Hoover has set records for transcontinental and "time to climb" speed, and has personally known such great aviators as Orville Wright, Eddie Rickenbacker, Charles Lindbergh, Jimmy Doolittle, Chuck Yeager, Jacqueline Cochran, Neil Armstrong, and Yuri Gagarin.
In 1984, the Abbotsford Air Show, held east of Vancouver, drew so much attention that traffic was bumper-to-bumper from the freeway to the airfield. In that traffic sat a popular performer who was behind schedule. He watched the sky, judging his launch time by who was in the air. Suddenly, he rammed the car ahead of him. The other driver leaped from his car and raced to the pilot’s window. “Damn it! I just bought this brand-new Lincoln for my wife,” he exclaimed. “Worse than that, now I’m gonna miss seeing Bob Hoover fly!” Embarrassed, Bob Hoover introduced himself, apologized for the inconvenience and invited the couple to ride in his car. Soon, they were traveling through the VIP gate, towards the P-51 and Shrike Commander the legendary air show pilot would be flying that day.
At 15, Hoover began taking flying lessons. Each Sunday, he pocketed the two dollars he’d earned for 16 hours of sacking groceries and showed up at the airport for a 15-minute lesson in a Piper Cub. After almost a year, he finally had the eight hours needed to qualify for solo flight.
“I wanted to be a fighter pilot in the worst way,” he said.
Shorter pilots were likely to go to fighter training and taller ones to bombers and transports.
At six feet, two inches, Hoover definitely had a problem, as did a short friend, who wanted to go to transports but had been given a fighter assignment.
The two developed a plan and visited a sergeant in the personnel office. “I slipped a 20-dollar bill to him and said, ‘He wants transports and I want fighters. Just switch those names, and everybody will be happy.’

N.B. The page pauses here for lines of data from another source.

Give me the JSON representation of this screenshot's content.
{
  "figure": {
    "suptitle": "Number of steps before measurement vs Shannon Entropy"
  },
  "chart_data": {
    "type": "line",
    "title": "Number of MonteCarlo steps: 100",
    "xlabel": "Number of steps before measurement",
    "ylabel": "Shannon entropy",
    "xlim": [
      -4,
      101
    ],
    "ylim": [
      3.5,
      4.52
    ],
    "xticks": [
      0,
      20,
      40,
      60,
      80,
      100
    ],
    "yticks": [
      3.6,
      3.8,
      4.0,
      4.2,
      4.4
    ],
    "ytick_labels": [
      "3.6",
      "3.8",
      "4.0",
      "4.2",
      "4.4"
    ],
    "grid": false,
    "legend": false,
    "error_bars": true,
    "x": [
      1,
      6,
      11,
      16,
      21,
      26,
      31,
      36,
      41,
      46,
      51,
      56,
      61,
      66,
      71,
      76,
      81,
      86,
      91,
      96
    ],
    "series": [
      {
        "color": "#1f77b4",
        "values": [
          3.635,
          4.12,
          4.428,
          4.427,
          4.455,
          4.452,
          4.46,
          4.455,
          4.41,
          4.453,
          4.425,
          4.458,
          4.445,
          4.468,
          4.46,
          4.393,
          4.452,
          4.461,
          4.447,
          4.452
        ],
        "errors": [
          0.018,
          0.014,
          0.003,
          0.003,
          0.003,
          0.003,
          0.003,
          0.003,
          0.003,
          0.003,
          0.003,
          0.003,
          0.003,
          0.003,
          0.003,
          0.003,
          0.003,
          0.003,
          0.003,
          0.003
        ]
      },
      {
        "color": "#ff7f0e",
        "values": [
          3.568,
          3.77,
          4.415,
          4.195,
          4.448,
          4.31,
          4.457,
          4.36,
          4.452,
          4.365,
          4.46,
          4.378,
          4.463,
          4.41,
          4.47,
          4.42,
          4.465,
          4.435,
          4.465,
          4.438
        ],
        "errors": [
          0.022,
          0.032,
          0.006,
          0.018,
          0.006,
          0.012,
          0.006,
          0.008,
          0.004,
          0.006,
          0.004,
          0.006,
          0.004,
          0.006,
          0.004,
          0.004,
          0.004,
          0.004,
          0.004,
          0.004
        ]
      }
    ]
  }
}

That’s how I became a fighter pilot,” Hoover said.
Hoover became a hero when the squadron was offered a shot-up B-26 Martin Marauder, if someone could retrieve the plane from a short stretch of beach in the Straits of Messina.

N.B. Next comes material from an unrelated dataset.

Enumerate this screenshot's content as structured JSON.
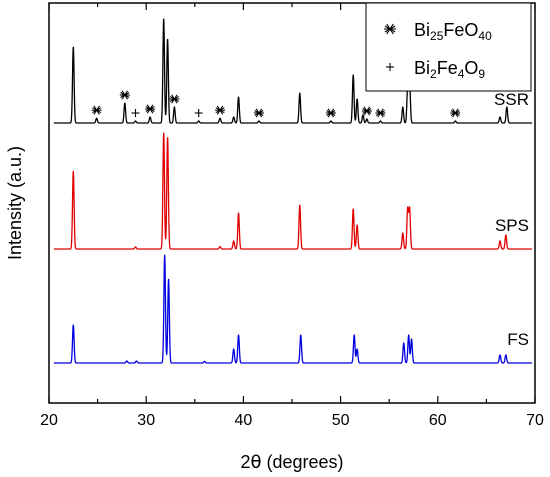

No one felt they could get the plane airborne, because it was in a narrow, obstructed area. The challenge intrigued Hoover.
He and a mechanic flew an L-4 reconnaissance plane to look at the bomber, which they found on a 1,000-foot crescent-shaped stretch of sand that had a 12-foot drop-off to the water at one end.
Hoover had studied manuals describing the plane’s capabilities and knew they would need to lighten the aircraft. Two days later, the mechanic and a crew of 10 men began removing the copilot’s seat, most of the instruments and everything else that wasn’t essential to fly the plane. The recovery effort took more than a month.
On takeoff, Hoover had less than 100 gallons of fuel. With about four feet of clearance on each side of 600 feet of steel matting now covering the sandy beach, and a 300-foot extension of chicken wire beyond that, he was able to lift the nose of the B-26 and head toward Palermo.
He was awarded the Distinguished Flying Cross for his effort.